Under the watchful eyes of the Amityville house, the Lutzes move in and are off to a great start. Things change when Reynolds' character catches a slight chill.
That chill evolves into seeing things, ethereal images of dead children and hearing voices in his head commanding him to "catch 'em and kill 'em."
"The Amityville Horror" is a remake of the 1979 hit based on a true story. It follows Hollywood's latest trend of ignoring original thought to piggyback off someone else's past cinematic work. Usually from the '70s it seems. "Amityville" is still a worthwhile, albeit short-lived, fright-show for movie goers.
Director Andrew Douglas' usage of strobe-like shots at the opening of the tale hooks the viewer into the massacre at the house.
He makes great use of the windows to give them and the house sentience without even overtly trying to do so. The balance between anxiety-building silence and outright fright noise is tended to well in "Amityville," sure to make even the manliest of movie goers jump once or twice.
The only thing Douglas does overtly is let his work be influenced by other horror features. It's easy to pick out "The Shining" and "The Exorcist" moments in the movie that will make the viewers roll their eyes, knowing they have seen the scenes before.
At least the acting is good.
Acting is handled well by Reynolds. His trip into madness is nothing on par with Nicholson's turn in "The Shining," but he is really growing as an actor and displaying another range of his ability in the film.

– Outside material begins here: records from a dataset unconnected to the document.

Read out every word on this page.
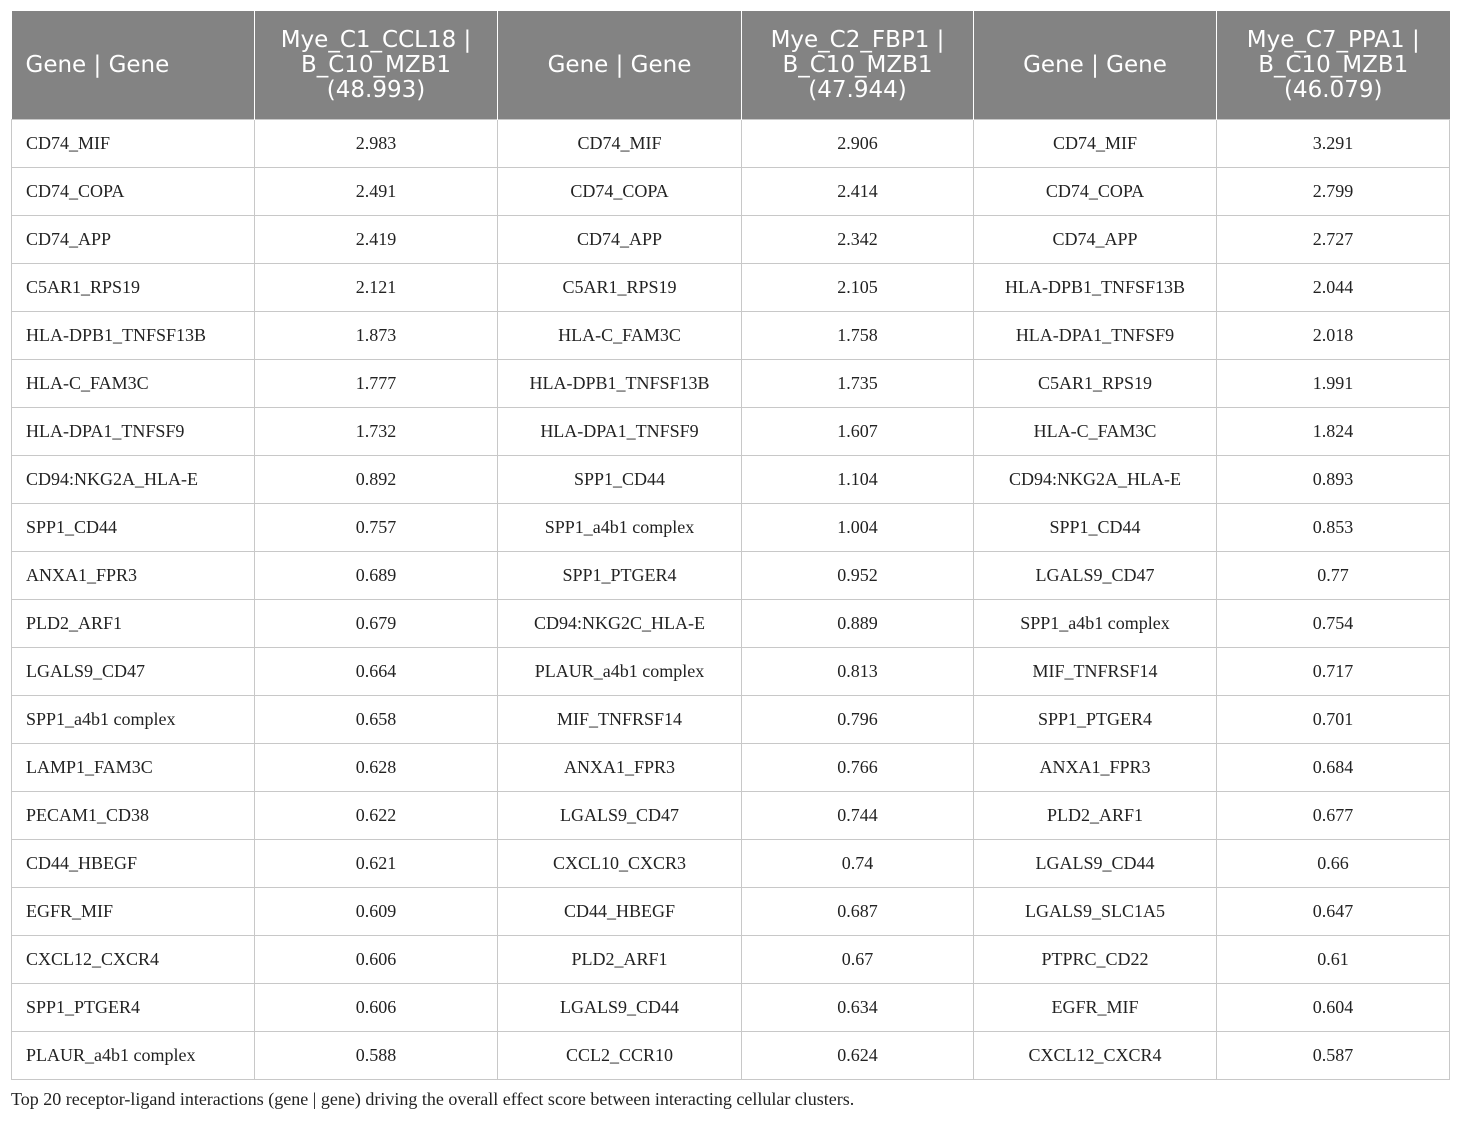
Gene | Gene	Mye_C1_CCL18 | B_C10_MZB1 (48.993)	Gene | Gene	Mye_C2_FBP1 | B_C10_MZB1 (47.944)	Gene | Gene	Mye_C7_PPA1 | B_C10_MZB1 (46.079)
CD74_MIF	2.983	CD74_MIF	2.906	CD74_MIF	3.291
CD74_COPA	2.491	CD74_COPA	2.414	CD74_COPA	2.799
CD74_APP	2.419	CD74_APP	2.342	CD74_APP	2.727
C5AR1_RPS19	2.121	C5AR1_RPS19	2.105	HLA-DPB1_TNFSF13B	2.044
HLA-DPB1_TNFSF13B	1.873	HLA-C_FAM3C	1.758	HLA-DPA1_TNFSF9	2.018
HLA-C_FAM3C	1.777	HLA-DPB1_TNFSF13B	1.735	C5AR1_RPS19	1.991
HLA-DPA1_TNFSF9	1.732	HLA-DPA1_TNFSF9	1.607	HLA-C_FAM3C	1.824
CD94:NKG2A_HLA-E	0.892	SPP1_CD44	1.104	CD94:NKG2A_HLA-E	0.893
SPP1_CD44	0.757	SPP1_a4b1 complex	1.004	SPP1_CD44	0.853
ANXA1_FPR3	0.689	SPP1_PTGER4	0.952	LGALS9_CD47	0.77
PLD2_ARF1	0.679	CD94:NKG2C_HLA-E	0.889	SPP1_a4b1 complex	0.754
LGALS9_CD47	0.664	PLAUR_a4b1 complex	0.813	MIF_TNFRSF14	0.717
SPP1_a4b1 complex	0.658	MIF_TNFRSF14	0.796	SPP1_PTGER4	0.701
LAMP1_FAM3C	0.628	ANXA1_FPR3	0.766	ANXA1_FPR3	0.684
PECAM1_CD38	0.622	LGALS9_CD47	0.744	PLD2_ARF1	0.677
CD44_HBEGF	0.621	CXCL10_CXCR3	0.74	LGALS9_CD44	0.66
EGFR_MIF	0.609	CD44_HBEGF	0.687	LGALS9_SLC1A5	0.647
CXCL12_CXCR4	0.606	PLD2_ARF1	0.67	PTPRC_CD22	0.61
SPP1_PTGER4	0.606	LGALS9_CD44	0.634	EGFR_MIF	0.604
PLAUR_a4b1 complex	0.588	CCL2_CCR10	0.624	CXCL12_CXCR4	0.587
Top 20 receptor-ligand interactions (gene | gene) driving the overall effect score between interacting cellular clusters.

Melissa George's dealing with the stress and heartache her character goes through, as the movie plays, is done without over-acting.
There are a few subplots that go unexplained in the movie. Certain images used and the origin of the house's evil are thrown in for plot twists and fright devices, but actually distract the viewer from the rest of the story.
Still, "Amityville" is a good remake, a remake that doesn't need Jessica Biel running from a chainsaw in a wet T-shirt to keep the viewer interested throughout.